The conservative case for taxing carbon emissions
15 February 2017 | Mitigation
As tough sells go, trying to interest the Republicans in the US Congress, or Donald Trump’s White House, in a new federal tax on carbon is a doozy.
Nonetheless, Republican grandees and economists are trying to change the debate on climate change in the face of scepticism from their own party.
The authors, who include former secretaries of state James Baker and George Shultz, may have been expecting to deal with a President Clinton and a Republican minority in Congress. All the same, the main thrust of their proposal deserves support.
There is nothing intrinsically statist about correcting a price to incorporate the true costs of production — in this case, the environmental cost of carbon emissions — while leaving the wider market untouched.
Accepting that principle would make intelligent economics, rather than ideology, the underpinning of the US approach to climate change.
Barack Obama’s efforts to join a global carbon emissions pact encountered determined Republican opposition on Capitol Hill.
To disarm that resistance requires several things: an acceptance that human-made global warming exists; overcoming an aversion to new taxes, and assurance that American businesses will not be disadvantaged against foreign competitors. The first is hard to address: it butts up against firmly held prejudices. The second is addressed in part by returning the proceeds from the levy as a “dividend” to taxpayers.
On the third, the senior Republicans offer the solution of levelling the playing field with a carbon border tax, to be charged on imports from countries with laxer emissions pricing. The idea has followers elsewhere.
Lakshmi Mittal, head of the world’s largest steelmaker by output, says any increase in carbon prices via the EU emissions trading scheme should be offset by a border tax.

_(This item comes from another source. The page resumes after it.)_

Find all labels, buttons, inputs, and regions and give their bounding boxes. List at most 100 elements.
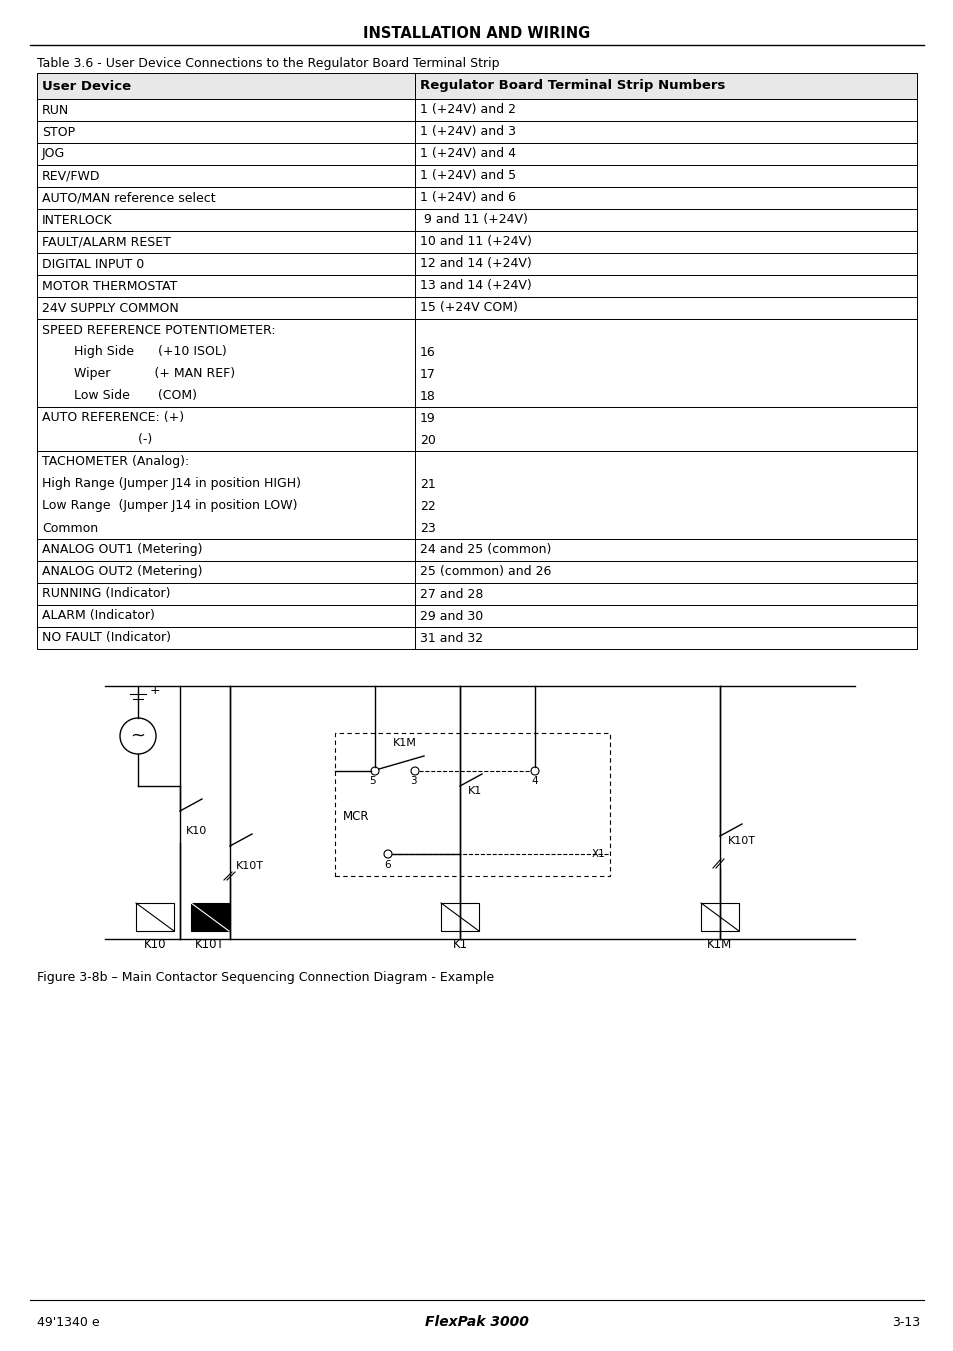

In theory, a carbon tariff should work well. It deals with concerns that raising levies on carbon-intensive production will simply push it abroad to countries where it is not taxed, leading to a loss of competitiveness for taxed industries without helping the environment.
In practice, though, a carbon border tax could be fiendishly hard to implement. Agreeing a consistent methodology for pricing carbon emissions will be problematic.
Moreover, if carbon pricing is based on country-by-country estimates of emissions, a border tax will give a competitive advantage to cheaper, dirtier producers rather than more expensive, cleaner ones within each country.
And mechanisms will need to be invented to track the carbon content and pricing of a product at each point in the supply chain to make sure taxes at the import destination are fair and equitable.
In truth, if enough international political will existed to create a viable and legal border tax, it might be easier to harness that will to construct a consistent system of carbon pricing, and make the tax unnecessary.
There are one or two other problems with the grandees’ proposal. It contains a sweetener for those concerned about higher taxes — a rollback of other government controls affecting the energy sector.
However, if that deregulation reduces constraints on emissions of other greenhouse gases such as methane, it will undo the positive effect of the carbon pricing element. Still, the overall thrust of the plan is right.
Human-caused climate change is real, and imposing some kind of price on carbon emissions is the best way to address it.
The resistance the proposal will face in the White House and Congress says more about political short-sightedness and the power of lobbyists than the wisdom of the idea itself.